I didn’t reply at first. I knew that he’d argued me into a corner. “You can’t use Ned as an example. If someone was going to kill a child, I would have to shoot them. Any right-thinking person would do the same—but that’s not the same as using a gun in the kind of mission you want me to go on.”

“Why not? Weren’t those men who got shot last month just as worthy of protection? If they’d lived, they would have gone back to fighting the Nazis, gone on trying to bring this war to an end.” He kicked a fallen palm frond out of the way. “I’m not saying you’ll ever have to use a gun; the reason we want you out there is to diffuse any confrontation before it escalates to that level. But—please forgive me for saying this—if you’re going to help us, you need to stop thinking like a nun.”

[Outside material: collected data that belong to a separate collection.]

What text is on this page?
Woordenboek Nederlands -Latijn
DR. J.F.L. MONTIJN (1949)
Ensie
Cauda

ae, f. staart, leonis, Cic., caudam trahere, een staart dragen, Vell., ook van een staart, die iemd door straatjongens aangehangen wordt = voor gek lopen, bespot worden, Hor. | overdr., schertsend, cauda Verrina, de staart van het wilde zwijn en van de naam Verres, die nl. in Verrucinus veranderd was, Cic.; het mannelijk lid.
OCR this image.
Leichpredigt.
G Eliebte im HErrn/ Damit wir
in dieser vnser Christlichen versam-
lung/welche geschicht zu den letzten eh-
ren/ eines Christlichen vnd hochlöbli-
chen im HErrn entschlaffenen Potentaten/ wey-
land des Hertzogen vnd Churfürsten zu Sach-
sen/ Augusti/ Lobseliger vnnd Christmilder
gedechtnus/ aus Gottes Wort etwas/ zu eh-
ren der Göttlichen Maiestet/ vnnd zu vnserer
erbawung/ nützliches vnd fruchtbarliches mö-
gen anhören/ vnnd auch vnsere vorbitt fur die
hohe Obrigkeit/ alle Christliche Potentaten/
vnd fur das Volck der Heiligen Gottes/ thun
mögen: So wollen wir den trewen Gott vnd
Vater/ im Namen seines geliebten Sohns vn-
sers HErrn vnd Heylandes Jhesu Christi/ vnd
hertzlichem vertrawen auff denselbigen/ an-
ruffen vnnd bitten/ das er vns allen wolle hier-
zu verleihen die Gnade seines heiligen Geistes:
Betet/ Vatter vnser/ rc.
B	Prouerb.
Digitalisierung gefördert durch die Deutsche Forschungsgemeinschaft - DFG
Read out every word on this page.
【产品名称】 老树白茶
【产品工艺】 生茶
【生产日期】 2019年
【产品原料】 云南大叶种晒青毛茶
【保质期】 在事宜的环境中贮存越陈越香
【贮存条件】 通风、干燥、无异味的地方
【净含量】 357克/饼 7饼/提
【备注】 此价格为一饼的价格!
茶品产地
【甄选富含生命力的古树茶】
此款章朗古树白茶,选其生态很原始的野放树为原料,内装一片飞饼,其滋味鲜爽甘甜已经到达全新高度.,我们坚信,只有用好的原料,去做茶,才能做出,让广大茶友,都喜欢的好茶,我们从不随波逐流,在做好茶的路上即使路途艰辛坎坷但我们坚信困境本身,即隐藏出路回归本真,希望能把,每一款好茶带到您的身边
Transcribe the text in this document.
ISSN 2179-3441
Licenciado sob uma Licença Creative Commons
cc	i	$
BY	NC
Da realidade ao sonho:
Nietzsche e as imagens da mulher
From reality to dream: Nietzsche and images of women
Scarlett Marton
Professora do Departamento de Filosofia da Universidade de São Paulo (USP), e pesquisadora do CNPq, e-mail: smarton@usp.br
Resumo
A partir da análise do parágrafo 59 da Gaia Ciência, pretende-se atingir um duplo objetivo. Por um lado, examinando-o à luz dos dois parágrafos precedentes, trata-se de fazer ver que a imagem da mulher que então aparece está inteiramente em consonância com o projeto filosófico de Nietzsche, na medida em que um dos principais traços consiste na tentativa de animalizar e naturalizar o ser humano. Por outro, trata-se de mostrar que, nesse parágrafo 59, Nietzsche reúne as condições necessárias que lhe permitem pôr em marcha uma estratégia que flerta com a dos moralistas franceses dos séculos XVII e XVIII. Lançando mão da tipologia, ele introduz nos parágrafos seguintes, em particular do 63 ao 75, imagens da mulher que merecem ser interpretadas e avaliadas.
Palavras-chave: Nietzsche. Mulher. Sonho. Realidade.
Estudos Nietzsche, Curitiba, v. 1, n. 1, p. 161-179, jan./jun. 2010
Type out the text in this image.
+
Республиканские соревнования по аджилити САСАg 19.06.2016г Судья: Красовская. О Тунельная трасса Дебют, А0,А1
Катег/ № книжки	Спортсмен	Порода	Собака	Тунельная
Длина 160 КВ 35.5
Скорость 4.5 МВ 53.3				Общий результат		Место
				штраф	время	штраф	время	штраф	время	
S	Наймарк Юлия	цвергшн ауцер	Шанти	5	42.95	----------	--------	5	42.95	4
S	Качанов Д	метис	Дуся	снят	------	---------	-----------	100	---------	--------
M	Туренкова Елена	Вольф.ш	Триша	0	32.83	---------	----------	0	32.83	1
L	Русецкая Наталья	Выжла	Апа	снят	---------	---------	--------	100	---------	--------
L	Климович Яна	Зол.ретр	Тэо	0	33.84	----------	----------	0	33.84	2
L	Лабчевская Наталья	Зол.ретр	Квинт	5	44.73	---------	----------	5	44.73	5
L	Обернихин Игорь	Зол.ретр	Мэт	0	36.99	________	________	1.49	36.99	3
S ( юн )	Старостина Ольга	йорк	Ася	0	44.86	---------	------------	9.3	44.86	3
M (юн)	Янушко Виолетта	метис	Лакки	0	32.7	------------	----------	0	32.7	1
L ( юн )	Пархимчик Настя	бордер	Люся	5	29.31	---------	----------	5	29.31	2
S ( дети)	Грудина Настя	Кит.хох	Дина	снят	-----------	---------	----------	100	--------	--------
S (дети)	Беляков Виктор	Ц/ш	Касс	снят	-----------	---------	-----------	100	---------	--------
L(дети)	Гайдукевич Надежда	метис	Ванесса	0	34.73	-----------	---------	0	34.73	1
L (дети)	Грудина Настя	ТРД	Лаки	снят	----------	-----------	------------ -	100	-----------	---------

What could I say? Ever since I’d been washed ashore, I’d been trying to do exactly that. But it was one thing to set aside the rituals that had governed my life—and quite another to contemplate breaking one of the Ten Commandments.

Thou shalt not kill. There was no qualifying sentence following those words: nothing to say that it was all right to take someone’s life in certain circumstances, that taking one life was justifiable if it saved many others. And yet thousands of Christians were out there fighting the Germans. They had taken the same moral position as Jack—that defending against evil was justified, even if it meant killing people.

I followed him in silence as he led me away from the path, through overgrown camellia bushes whose branches caught my scarf as I ducked underneath them. Through the flowers and foliage, I glimpsed a wooden structure standing in a clearing. It was a dilapidated summerhouse with a thatched roof, parts of which had slid down the eaves, giving the place the look of an old man in need of a haircut. There was no glass in the windows, and the door was hanging open at a crazy angle, as if it could fall off in the slightest breeze.